“Dodgers, Coasters, Sherpas, Pioneers and Stars”


Today’s blog title is brought to you by an article on Inside Higher Ed: Calling Out ‘Coasters’ or Name-Calling? Essentially, Rick O’Donnell (former adviser to the University of Texas Board of Regents) released a paper that divides out faculty in five groups:
Dodgers: teach few students and bring in no research funding
Coasters: senior/tenured faculty with reduced teaching loads that produce no significant or new research
Sherpas: untenured faculty who do most of the teaching and produce little or no research
Pioneers: highly productive in research, but do little teaching
Stars: highly productive faculty in both teaching and research

Sort of an interesting comment on the state of higher education today.

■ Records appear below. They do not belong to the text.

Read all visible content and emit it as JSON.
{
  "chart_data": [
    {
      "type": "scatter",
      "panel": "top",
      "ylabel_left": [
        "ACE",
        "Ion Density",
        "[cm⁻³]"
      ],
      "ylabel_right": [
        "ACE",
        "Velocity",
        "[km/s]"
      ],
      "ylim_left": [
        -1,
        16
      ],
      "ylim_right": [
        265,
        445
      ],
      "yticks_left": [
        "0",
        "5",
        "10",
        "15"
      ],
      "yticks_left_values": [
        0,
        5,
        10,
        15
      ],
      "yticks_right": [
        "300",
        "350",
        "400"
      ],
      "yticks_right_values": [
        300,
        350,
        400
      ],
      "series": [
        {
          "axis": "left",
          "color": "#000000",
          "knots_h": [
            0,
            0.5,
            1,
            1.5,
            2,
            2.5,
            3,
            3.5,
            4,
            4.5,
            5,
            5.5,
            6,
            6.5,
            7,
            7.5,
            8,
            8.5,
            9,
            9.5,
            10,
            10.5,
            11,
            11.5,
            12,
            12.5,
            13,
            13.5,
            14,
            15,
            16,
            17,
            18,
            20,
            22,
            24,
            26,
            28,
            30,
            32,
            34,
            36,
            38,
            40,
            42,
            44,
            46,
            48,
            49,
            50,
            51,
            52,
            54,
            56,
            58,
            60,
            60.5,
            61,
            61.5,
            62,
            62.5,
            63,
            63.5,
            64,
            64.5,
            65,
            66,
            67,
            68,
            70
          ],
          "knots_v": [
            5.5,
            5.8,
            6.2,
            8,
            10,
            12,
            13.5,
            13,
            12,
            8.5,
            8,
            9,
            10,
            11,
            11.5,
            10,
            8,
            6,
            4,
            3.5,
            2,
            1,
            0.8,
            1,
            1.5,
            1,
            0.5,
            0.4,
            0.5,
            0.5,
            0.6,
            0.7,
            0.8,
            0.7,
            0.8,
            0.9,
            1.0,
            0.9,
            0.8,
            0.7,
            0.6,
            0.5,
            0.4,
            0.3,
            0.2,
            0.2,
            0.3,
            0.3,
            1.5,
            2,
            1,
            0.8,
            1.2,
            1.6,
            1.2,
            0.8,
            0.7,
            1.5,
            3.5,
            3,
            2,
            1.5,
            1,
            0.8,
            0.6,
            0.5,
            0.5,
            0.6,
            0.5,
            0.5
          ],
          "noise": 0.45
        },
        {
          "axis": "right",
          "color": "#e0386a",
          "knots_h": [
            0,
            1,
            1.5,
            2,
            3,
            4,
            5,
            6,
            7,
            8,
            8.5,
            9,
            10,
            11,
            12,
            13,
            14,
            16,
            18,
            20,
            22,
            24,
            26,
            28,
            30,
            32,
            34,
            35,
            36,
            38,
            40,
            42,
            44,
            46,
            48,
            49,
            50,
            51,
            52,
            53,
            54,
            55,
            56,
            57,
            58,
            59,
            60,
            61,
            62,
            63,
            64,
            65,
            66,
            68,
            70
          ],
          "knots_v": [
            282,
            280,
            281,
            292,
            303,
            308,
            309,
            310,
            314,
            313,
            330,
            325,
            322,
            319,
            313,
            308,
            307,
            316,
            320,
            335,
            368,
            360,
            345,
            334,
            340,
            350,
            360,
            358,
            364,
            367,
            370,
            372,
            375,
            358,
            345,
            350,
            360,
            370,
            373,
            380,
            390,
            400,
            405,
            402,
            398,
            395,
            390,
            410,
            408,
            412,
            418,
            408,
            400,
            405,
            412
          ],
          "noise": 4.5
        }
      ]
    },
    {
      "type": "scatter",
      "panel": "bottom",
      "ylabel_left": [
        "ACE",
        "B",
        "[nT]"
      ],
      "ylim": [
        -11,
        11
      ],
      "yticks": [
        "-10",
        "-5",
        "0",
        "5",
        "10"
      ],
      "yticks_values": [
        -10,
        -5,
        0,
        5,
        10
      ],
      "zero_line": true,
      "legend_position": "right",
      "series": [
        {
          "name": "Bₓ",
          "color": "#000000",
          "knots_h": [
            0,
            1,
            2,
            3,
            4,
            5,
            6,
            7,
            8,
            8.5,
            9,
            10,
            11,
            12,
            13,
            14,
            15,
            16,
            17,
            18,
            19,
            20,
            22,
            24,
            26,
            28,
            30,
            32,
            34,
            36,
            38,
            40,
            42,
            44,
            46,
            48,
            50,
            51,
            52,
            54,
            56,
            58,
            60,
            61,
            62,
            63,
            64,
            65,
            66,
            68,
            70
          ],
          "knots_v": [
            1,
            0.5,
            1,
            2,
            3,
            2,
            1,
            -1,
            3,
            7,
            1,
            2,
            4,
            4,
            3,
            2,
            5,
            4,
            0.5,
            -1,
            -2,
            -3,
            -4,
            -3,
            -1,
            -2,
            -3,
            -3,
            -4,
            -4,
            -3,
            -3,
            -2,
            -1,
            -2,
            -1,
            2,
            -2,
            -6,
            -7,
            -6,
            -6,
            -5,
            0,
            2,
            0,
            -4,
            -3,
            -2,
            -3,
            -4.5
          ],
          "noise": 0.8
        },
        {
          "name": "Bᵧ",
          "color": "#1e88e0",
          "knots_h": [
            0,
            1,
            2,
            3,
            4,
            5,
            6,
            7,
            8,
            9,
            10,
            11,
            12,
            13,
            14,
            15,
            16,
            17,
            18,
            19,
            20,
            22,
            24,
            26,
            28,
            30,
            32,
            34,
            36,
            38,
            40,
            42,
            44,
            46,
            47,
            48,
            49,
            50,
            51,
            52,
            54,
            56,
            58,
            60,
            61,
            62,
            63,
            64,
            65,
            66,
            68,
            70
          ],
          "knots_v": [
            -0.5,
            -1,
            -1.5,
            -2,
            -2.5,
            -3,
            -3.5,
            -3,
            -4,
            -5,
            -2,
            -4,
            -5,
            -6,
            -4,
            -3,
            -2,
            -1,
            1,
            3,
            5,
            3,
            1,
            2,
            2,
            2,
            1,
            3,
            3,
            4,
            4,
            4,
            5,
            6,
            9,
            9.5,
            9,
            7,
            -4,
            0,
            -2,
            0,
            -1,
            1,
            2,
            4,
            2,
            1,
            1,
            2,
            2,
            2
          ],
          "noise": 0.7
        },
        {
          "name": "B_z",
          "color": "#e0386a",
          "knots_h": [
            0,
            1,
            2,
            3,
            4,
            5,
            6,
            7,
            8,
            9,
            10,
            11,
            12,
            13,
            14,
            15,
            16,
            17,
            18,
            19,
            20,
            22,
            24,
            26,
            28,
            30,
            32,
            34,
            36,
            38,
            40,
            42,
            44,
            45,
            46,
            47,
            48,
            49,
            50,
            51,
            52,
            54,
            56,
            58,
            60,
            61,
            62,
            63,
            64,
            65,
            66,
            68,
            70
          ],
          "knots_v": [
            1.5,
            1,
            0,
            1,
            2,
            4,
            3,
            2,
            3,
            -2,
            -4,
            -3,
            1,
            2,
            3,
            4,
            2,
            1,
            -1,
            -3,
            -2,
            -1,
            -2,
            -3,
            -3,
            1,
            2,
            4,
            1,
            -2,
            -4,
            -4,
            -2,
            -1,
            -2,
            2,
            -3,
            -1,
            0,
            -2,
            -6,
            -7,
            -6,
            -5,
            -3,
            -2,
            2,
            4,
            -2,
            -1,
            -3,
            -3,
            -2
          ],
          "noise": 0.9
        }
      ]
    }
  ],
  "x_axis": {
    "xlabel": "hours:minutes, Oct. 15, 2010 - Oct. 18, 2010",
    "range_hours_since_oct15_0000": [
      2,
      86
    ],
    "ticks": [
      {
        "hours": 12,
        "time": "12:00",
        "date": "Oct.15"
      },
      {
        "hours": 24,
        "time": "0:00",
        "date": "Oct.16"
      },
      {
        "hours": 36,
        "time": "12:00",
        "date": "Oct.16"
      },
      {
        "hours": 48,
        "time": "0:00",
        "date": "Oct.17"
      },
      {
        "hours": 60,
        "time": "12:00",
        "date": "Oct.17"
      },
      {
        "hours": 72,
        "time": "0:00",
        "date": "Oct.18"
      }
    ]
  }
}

Not necessarily so much because of the classifications O’Donnell uses but more for the way those classifications seem to fall along the lines of the way the general public sees higher education and the higher education mission as being just about teaching students (usually only undergraduates). Obviously, those of us in higher education haven’t done a great job of actually educating the public about what we do: teaching, research, service, mentoring (I wonder how many of those “coasters” end up spending a lot of time serving as dissertation and thesis chairs for graduate students or mentoring junior faculty?), and a million other things that go on beyond getting grant money (which seems to be O’Donnell’s sole indicator for “research”) or teaching.

In some good news, closer to home, we have a couple of union victories to be optimistic about:

Arbitrator: Quinn must give pay raises [The Southern]
The arbitrator said Quinn’s breaking the contract with AFSCME was wrong and ordered the state to start paying the raises (with appropriate back pay) within 30 days. Quinn and the state are crying poverty in response and continue to insist that the state constitution prohibits spending money that hasn’t been allocated (which money for the raises were not). Not being a politician or intimately involved with the state budget, I don’t particularly have an inside track on where the money for raises is going to (or should) come from but I do know that the state (with Quinn as the state’s highest representative) shouldn’t violate contracts. The Southern has a quote from the arbitrator, Edwin Benn, in this case that seems awfully important:

“But Benn said if the state prevails on that argument, the idea that unions would agree to money-saving multiyear contracts is “probably dead” because unions won’t trust government bodies to live up to agreements down the road if budgets tighten.”

If Quinn is allowed to violate state contracts like this, it’s another step to the end of collective bargaining in Illinois.

Honeywell, union reach tentative deal [The Southern]
A tentative agreement has been reached between Honeywell and the union (but has not yet been ratified by members)! This doesn’t end the lockout but it’s a good sign. Let’s hope the rest of the talks go smoothly.